Fortunately for finservs and others trying to neutralize synthetic fraud, it’s not impossible to outsmart generative AI. With the right foundation in place—specifically a massive and scalable source of real-time, multicontextual, activity-backed identity intelligence—and a change in philosophy, even a foe that grows smarter and more humanlike by the second can be thwarted.
This philosophical change is rooted in a top-down, bird’s-eye approach that differs from traditional, individualistic fraud prevention solutions that examine identities one by one. A macro view, on the other hand, sees identities collectively and groups them into a single signature which uncovers a trail of digital footprints. Behavioral patterns such as social media posts and account actions rule out coincidence.
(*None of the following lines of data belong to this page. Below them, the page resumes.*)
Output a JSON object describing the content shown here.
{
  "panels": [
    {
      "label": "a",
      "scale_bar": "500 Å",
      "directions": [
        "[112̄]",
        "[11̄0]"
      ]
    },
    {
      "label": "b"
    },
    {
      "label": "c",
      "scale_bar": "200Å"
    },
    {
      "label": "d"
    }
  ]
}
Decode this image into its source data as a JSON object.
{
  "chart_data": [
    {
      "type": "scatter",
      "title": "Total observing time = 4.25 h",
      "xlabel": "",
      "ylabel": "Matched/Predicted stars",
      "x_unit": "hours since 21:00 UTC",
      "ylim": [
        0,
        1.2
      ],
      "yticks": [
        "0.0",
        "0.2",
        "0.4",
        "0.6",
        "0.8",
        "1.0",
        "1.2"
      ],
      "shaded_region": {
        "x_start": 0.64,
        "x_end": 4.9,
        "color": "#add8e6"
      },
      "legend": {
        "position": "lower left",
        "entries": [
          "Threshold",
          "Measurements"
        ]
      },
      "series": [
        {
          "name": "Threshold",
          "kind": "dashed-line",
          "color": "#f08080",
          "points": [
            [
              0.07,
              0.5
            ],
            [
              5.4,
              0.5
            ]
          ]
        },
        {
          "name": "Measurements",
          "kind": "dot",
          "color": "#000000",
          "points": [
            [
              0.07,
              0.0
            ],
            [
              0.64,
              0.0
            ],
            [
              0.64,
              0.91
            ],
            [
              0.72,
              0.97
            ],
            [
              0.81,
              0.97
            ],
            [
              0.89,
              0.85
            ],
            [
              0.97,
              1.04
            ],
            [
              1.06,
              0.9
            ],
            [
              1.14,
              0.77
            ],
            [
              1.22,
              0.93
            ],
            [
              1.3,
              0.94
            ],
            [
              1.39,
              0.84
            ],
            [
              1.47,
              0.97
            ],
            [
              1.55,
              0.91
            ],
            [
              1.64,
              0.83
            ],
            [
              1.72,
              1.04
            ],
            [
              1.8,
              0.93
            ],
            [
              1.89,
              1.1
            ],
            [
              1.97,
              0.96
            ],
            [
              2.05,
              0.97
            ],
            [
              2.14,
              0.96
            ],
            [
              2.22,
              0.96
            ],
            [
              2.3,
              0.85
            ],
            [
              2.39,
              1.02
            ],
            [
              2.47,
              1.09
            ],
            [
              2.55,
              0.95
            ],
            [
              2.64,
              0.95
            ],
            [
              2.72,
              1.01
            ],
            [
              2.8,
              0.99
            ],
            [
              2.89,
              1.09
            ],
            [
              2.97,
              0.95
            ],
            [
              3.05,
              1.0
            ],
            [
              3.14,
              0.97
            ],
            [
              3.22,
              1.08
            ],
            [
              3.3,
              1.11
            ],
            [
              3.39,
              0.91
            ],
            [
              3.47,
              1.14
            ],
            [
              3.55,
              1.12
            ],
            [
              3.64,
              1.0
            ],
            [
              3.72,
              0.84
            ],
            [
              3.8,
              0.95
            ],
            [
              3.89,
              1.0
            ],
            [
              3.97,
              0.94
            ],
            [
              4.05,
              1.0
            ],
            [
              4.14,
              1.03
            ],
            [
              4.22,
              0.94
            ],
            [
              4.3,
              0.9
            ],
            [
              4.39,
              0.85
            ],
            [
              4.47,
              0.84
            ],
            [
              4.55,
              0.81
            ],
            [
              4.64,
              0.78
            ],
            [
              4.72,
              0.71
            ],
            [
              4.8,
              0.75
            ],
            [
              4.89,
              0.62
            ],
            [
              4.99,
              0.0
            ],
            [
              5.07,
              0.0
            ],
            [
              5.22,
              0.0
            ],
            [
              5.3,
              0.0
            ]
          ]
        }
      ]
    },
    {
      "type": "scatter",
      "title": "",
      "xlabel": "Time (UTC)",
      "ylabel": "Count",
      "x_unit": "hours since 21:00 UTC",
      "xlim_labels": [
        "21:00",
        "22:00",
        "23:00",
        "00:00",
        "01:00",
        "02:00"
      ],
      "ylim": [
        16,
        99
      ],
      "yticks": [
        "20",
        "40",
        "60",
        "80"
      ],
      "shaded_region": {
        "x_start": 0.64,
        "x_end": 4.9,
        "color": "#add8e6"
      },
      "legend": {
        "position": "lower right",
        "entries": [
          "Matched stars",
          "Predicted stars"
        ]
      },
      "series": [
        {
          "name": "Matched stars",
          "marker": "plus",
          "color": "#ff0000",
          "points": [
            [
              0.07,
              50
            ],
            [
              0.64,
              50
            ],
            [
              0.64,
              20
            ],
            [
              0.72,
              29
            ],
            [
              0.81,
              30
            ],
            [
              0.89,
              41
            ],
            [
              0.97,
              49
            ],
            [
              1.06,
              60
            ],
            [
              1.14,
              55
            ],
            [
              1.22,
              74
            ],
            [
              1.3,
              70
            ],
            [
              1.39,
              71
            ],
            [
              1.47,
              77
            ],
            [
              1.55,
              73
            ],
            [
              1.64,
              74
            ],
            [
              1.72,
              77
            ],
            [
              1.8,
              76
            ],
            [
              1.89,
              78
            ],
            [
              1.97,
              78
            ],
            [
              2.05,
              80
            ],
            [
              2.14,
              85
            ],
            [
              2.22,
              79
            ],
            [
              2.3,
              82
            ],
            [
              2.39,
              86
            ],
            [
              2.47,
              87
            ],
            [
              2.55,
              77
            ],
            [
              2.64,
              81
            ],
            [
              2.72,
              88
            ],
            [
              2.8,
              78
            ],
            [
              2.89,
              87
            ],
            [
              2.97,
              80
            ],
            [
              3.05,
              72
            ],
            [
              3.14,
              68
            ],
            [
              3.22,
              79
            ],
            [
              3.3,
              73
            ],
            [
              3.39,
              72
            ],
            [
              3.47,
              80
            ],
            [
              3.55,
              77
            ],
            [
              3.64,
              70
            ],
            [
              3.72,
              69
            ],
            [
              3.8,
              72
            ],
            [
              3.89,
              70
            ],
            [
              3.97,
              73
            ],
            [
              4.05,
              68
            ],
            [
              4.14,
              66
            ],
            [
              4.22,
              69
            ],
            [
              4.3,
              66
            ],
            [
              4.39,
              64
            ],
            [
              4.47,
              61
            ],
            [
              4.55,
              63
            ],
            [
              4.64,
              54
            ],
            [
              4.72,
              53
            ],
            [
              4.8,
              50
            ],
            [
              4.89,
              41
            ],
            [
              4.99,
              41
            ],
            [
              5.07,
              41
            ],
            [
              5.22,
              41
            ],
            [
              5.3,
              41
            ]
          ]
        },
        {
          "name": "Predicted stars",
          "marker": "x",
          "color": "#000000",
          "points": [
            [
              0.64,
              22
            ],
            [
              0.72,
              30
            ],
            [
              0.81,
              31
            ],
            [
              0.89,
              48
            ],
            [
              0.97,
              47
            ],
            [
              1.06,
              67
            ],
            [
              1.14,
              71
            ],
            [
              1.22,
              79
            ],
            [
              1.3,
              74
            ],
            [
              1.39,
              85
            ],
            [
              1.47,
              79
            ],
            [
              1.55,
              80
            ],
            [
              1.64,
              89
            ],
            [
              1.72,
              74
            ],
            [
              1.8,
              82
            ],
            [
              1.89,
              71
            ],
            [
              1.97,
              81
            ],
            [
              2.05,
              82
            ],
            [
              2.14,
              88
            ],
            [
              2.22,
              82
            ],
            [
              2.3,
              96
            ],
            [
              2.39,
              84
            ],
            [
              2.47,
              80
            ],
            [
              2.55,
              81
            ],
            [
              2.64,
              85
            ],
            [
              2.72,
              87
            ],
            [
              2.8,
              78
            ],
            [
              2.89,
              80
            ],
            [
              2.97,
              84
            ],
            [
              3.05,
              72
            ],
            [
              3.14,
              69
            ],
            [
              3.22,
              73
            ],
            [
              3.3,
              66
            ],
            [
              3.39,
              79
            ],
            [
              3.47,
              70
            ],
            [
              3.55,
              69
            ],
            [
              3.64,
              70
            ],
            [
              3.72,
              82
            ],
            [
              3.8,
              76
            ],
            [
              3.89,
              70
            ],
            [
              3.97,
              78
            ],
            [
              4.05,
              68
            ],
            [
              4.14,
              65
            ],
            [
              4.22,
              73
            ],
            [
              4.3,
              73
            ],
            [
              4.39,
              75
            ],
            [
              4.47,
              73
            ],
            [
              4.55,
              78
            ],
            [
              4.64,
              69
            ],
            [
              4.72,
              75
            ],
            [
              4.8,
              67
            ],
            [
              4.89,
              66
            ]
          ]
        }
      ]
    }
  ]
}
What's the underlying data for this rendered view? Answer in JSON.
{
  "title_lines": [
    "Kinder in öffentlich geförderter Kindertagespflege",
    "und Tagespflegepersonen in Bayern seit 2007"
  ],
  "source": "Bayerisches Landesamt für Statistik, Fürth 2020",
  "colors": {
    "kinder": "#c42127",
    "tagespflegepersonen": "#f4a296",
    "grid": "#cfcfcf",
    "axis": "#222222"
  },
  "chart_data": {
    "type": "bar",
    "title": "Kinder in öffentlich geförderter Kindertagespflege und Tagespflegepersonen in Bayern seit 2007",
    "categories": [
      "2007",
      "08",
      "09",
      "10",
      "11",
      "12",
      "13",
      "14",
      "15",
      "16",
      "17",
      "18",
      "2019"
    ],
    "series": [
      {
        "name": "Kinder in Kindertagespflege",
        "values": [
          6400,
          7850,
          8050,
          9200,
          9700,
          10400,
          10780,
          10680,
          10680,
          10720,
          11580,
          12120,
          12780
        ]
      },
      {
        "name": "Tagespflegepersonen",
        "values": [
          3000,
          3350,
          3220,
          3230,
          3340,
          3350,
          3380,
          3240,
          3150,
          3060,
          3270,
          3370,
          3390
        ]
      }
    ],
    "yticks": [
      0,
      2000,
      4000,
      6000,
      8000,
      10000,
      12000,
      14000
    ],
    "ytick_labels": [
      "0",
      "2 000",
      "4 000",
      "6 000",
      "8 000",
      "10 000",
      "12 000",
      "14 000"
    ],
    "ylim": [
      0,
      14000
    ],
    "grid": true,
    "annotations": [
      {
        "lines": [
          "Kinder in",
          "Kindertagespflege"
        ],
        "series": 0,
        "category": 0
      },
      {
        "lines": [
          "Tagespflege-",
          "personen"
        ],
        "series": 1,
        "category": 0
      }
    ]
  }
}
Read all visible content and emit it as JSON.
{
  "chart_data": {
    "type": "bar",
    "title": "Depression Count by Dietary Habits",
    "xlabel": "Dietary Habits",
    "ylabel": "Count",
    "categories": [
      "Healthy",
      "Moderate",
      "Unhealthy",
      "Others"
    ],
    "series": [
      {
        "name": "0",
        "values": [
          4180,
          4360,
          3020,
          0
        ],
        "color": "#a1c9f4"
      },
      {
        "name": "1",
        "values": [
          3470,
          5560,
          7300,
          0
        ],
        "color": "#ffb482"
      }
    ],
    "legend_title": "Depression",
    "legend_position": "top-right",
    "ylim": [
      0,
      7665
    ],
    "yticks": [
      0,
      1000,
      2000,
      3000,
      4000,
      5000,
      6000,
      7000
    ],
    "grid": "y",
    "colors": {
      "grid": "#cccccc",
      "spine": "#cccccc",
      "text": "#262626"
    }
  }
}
The SuperSynthetic smokescreen evaporates.
Whether it’s bad actors selling betting accounts, social media platforms stomping out disinformation, or finservs protecting their bottom lines, fake humans are more formidable than ever with generative AI and SuperSynthetic fraud at their disposal. Most companies seem to be aware of the stakes, but singling out bogus users and SuperSynthetics requires a retooled approach. Otherwise, revenue, users, and brand reputations will dwindle, and the ways in which fake accounts wreak havoc will multiply.